8.       When Neni received money from Cindy that she earned, Cindy advised her that was her money also and she had a say in how it was spent.   Neni replied, “You think I’m an American woman? I cannot just tell my husband how I want something to be” (page 315).  Do you think this is a true comparison between the two cultures?

9.       After the fall of Lehman Brothers, the author wrote that the story, “in ordinary times would have been dismissed as rubbish” (page 212).  Instead, “the easy availability of stories on the private lives of others was turning adults, who would otherwise be enriching their minds with worthwhile knowledge, into juveniles who needed the satisfaction of knowing that others were more pathetic than themselves” (page 212).  Do you agree?

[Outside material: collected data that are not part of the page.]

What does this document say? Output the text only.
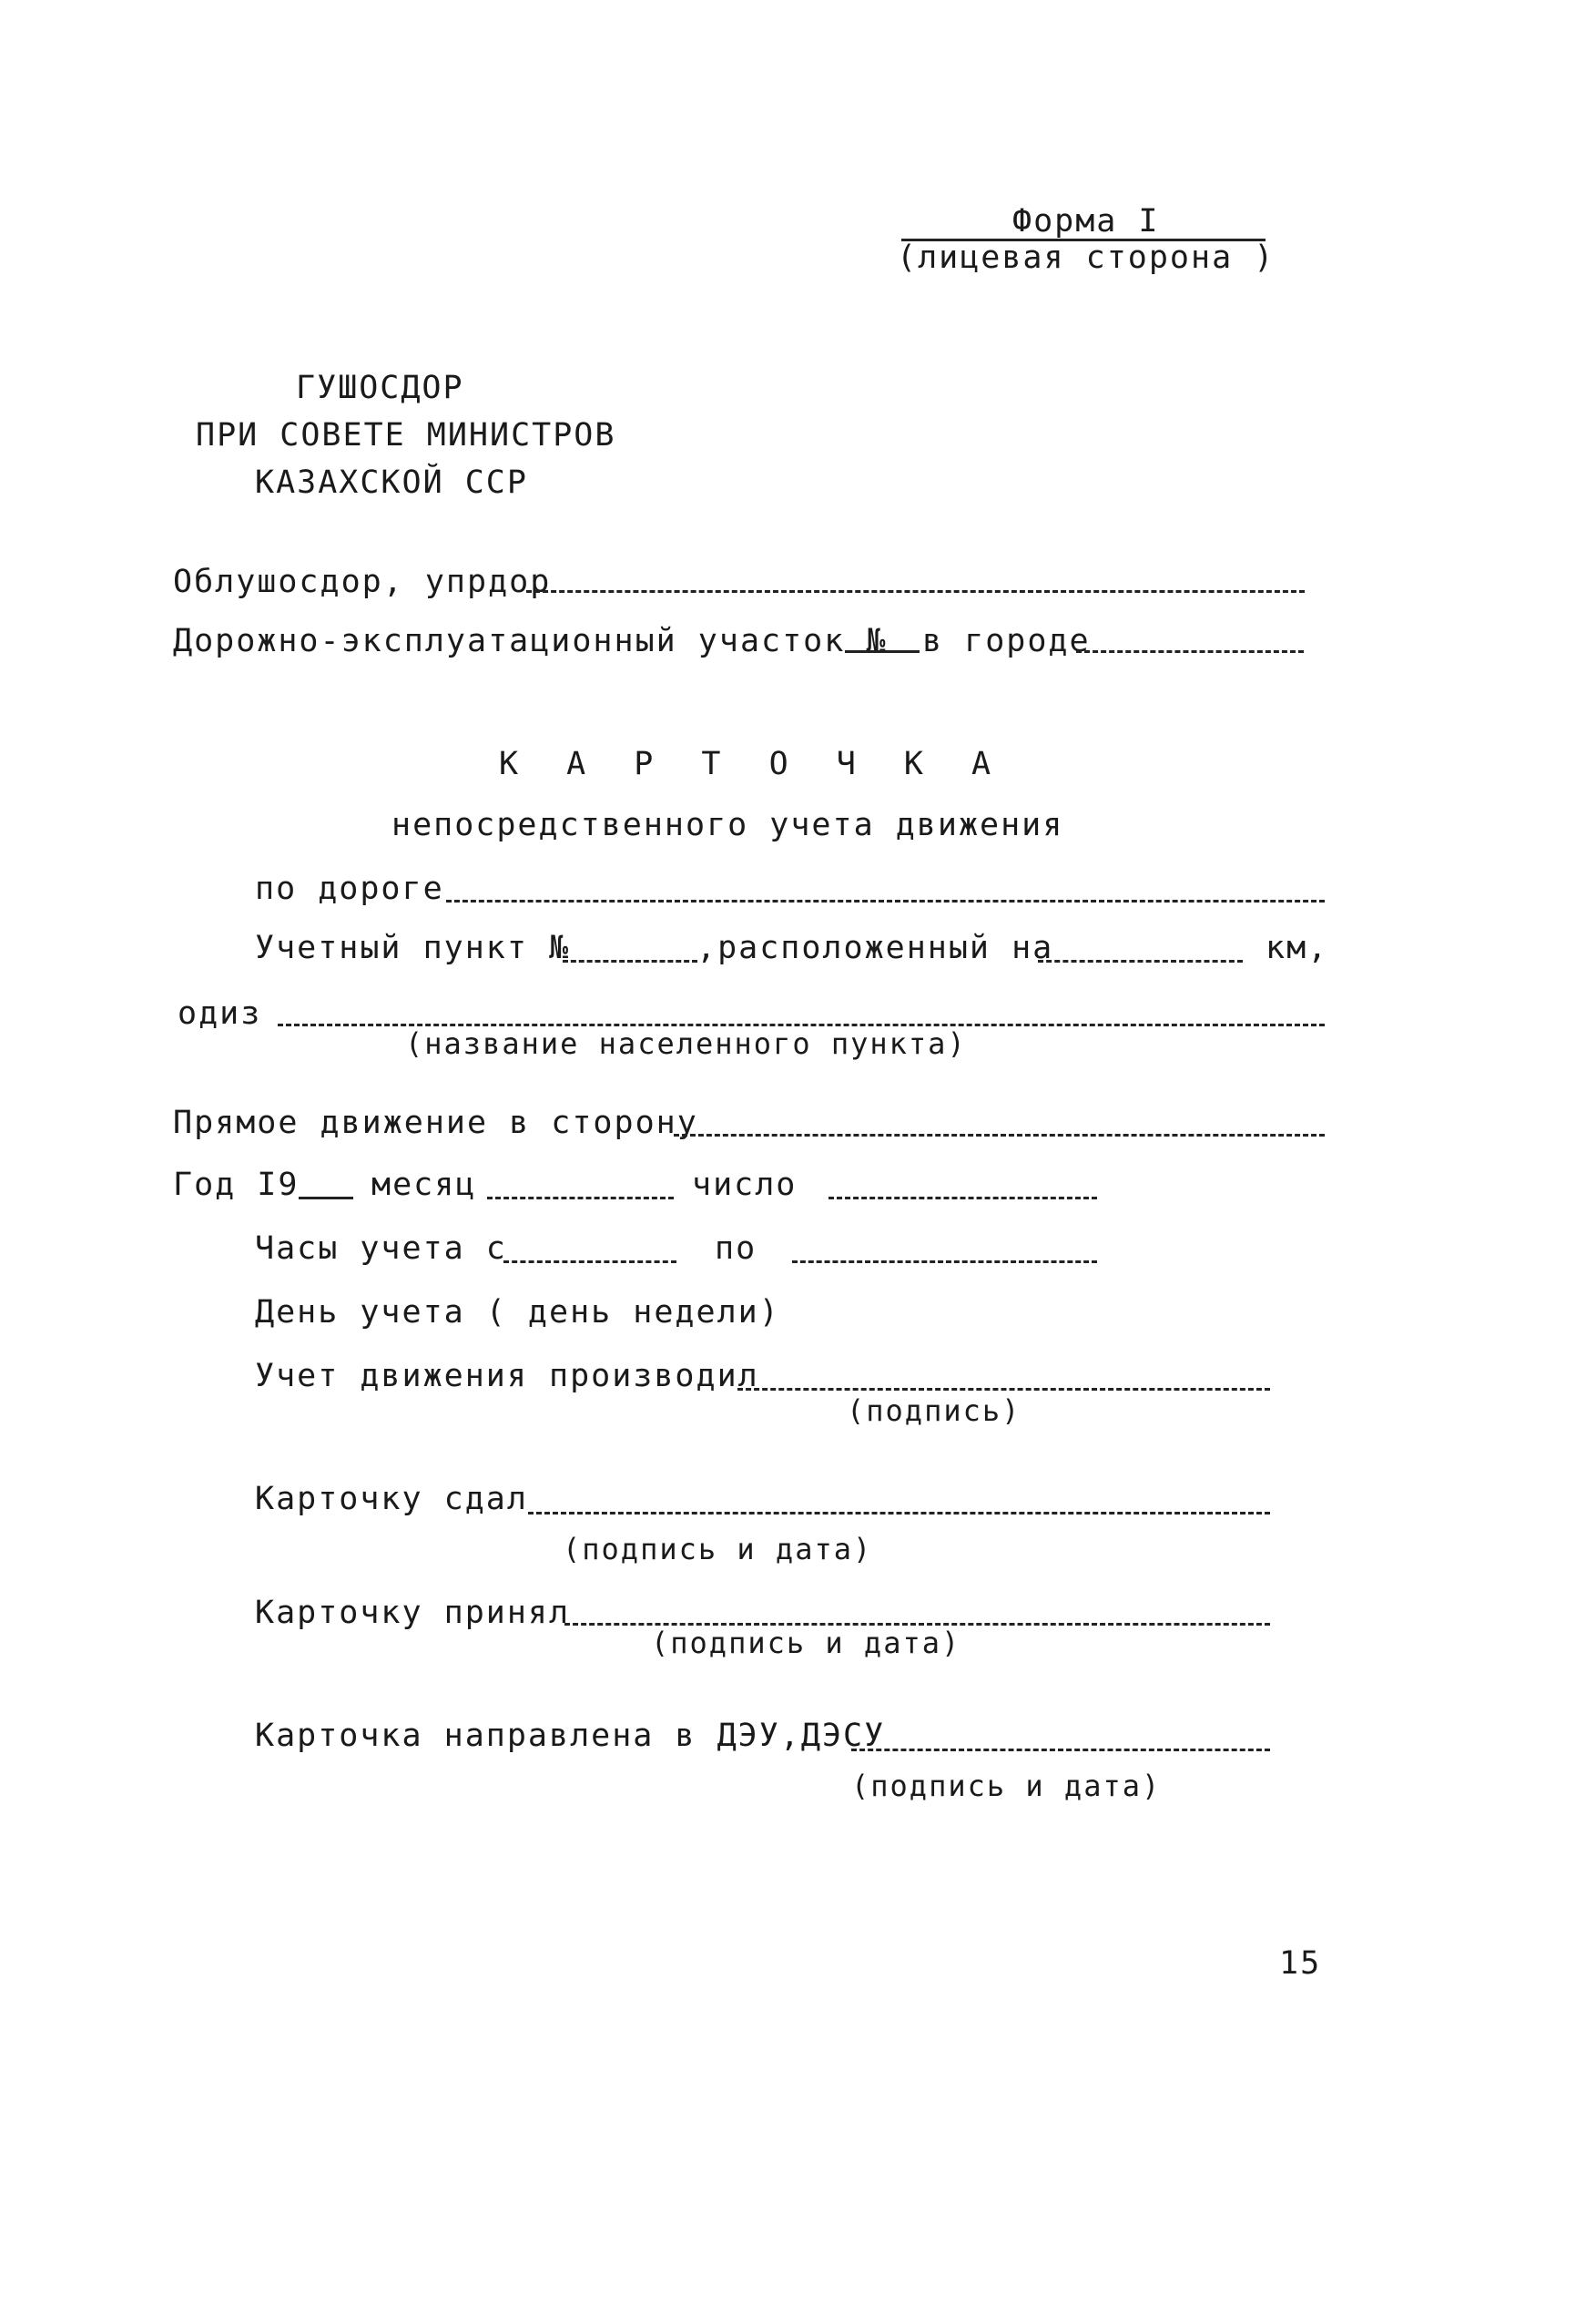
Форма I
(лицевая сторона )
ГУШОСДОР
ПРИ СОВЕТЕ МИНИСТРОВ
КАЗАХСКОЙ ССР
Облушосдор, упрдор
Дорожно-эксплуатационный участок № в городе
К А Р Т О Ч К А
непосредственного учета движения
по дороге
Учетный пункт №	,расположенный на	км,
одиз
(название населенного пункта)
Прямое движение в сторону
Год I9 месяц	число
Часы учета с	по
День учета ( день недели)
Учет движения производил
(подпись)
Карточку сдал
(подпись и дата)
Карточку принял
(подпись и дата)
Карточка направлена в ДЭУ,ДЭСУ
(подпись и дата)
15
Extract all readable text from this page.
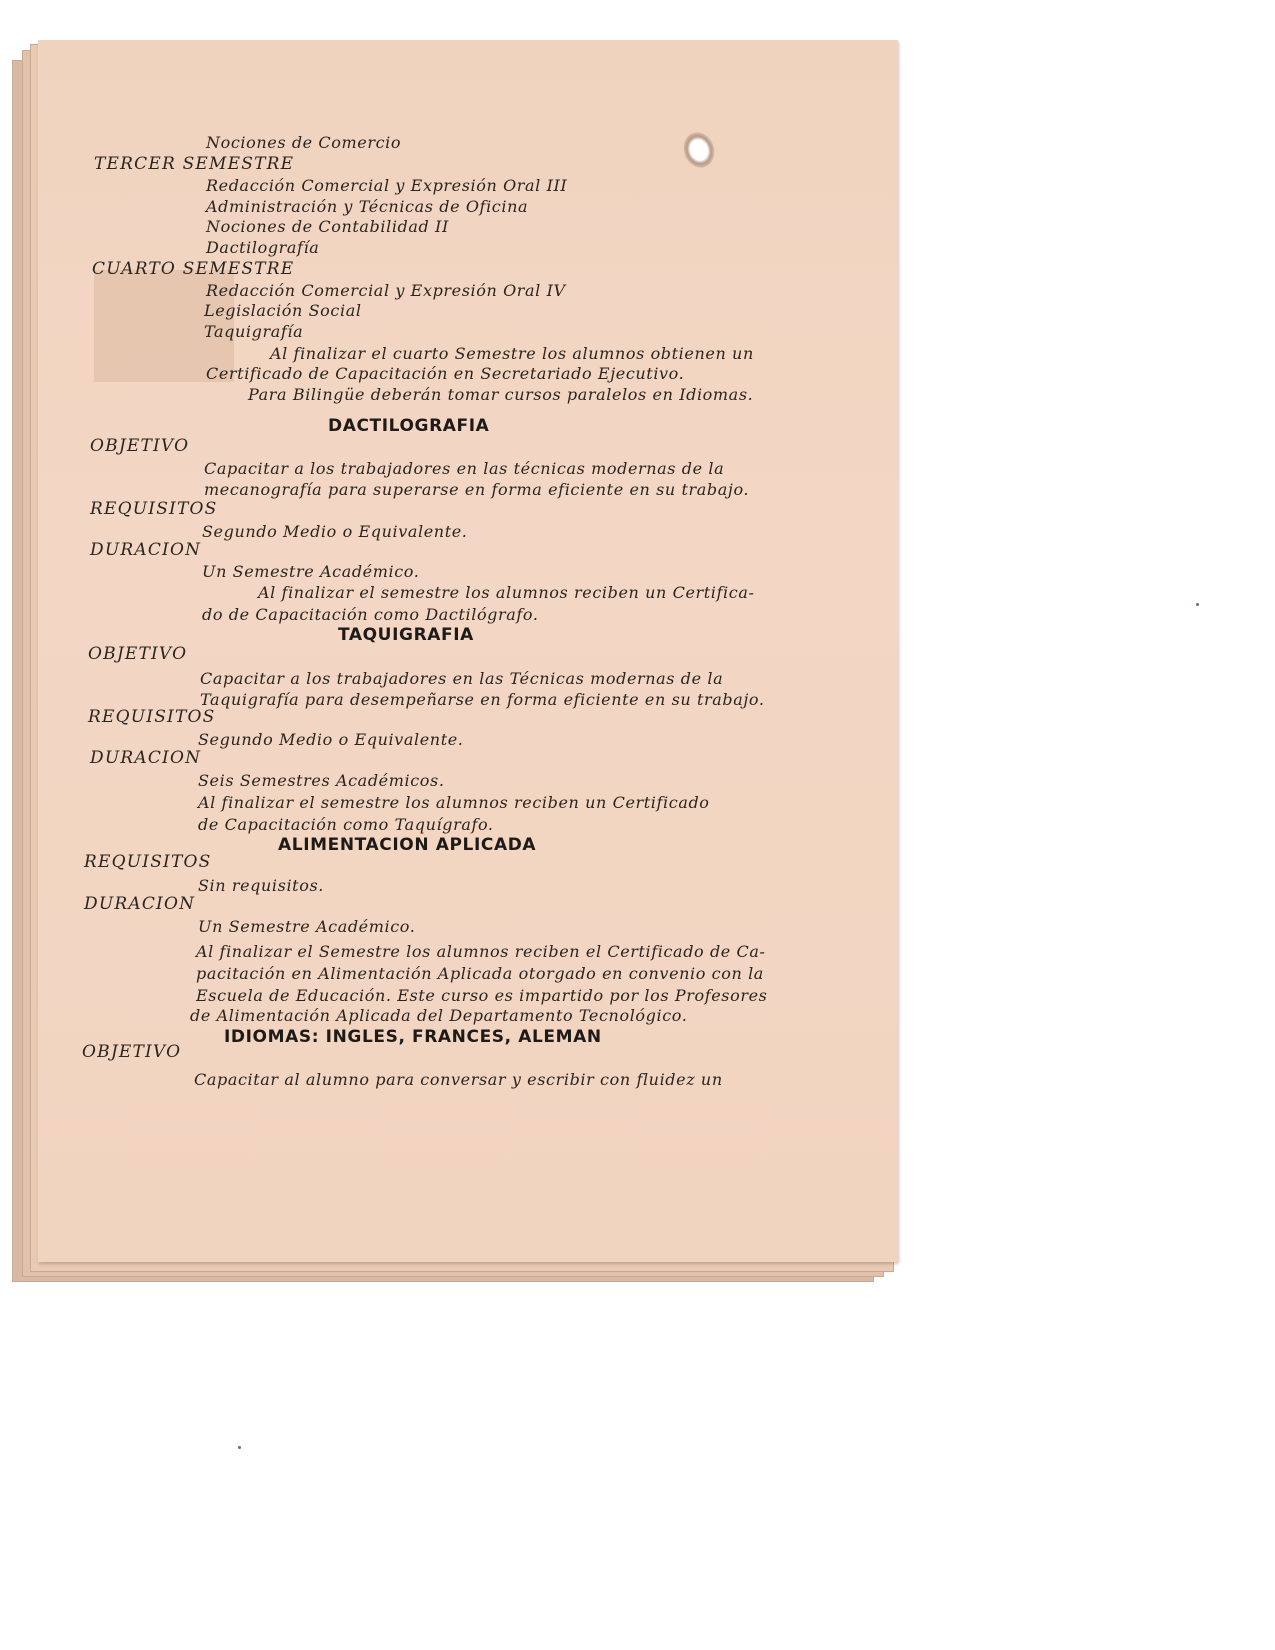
Nociones de Comercio
TERCER SEMESTRE
Redacción Comercial y Expresión Oral III
Administración y Técnicas de Oficina
Nociones de Contabilidad II
Dactilografía
CUARTO SEMESTRE
Redacción Comercial y Expresión Oral IV
Legislación Social
Taquigrafía
Al finalizar el cuarto Semestre los alumnos obtienen un
Certificado de Capacitación en Secretariado Ejecutivo.
Para Bilingüe deberán tomar cursos paralelos en Idiomas.
DACTILOGRAFIA
OBJETIVO
Capacitar a los trabajadores en las técnicas modernas de la
mecanografía para superarse en forma eficiente en su trabajo.
REQUISITOS
Segundo Medio o Equivalente.
DURACION
Un Semestre Académico.
Al finalizar el semestre los alumnos reciben un Certifica-
do de Capacitación como Dactilógrafo.
TAQUIGRAFIA
OBJETIVO
Capacitar a los trabajadores en las Técnicas modernas de la
Taquigrafía para desempeñarse en forma eficiente en su trabajo.
REQUISITOS
Segundo Medio o Equivalente.
DURACION
Seis Semestres Académicos.
Al finalizar el semestre los alumnos reciben un Certificado
de Capacitación como Taquígrafo.
ALIMENTACION APLICADA
REQUISITOS
Sin requisitos.
DURACION
Un Semestre Académico.
Al finalizar el Semestre los alumnos reciben el Certificado de Ca-
pacitación en Alimentación Aplicada otorgado en convenio con la
Escuela de Educación. Este curso es impartido por los Profesores
de Alimentación Aplicada del Departamento Tecnológico.
IDIOMAS: INGLES, FRANCES, ALEMAN
OBJETIVO
Capacitar al alumno para conversar y escribir con fluidez un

10.   Why did Clark seem so much happier after Cindy died, Lehman Bros. collapsed, he got a job in Washington D. C., and he and Mighty were headed to Virginia to live?  Was it a combination or was any one thing more important?

11.   Why do you think Jende was ready to go back to Africa?  At one point he said, “I don’t like what my life has become in this country” (page 306).  Is that a commentary on America or just his experience?

12.   Did reading this book help you understand the immigrant experience?  For example, Jende had no idea who to trust for advice about staying in the country – Bubaker or Winston.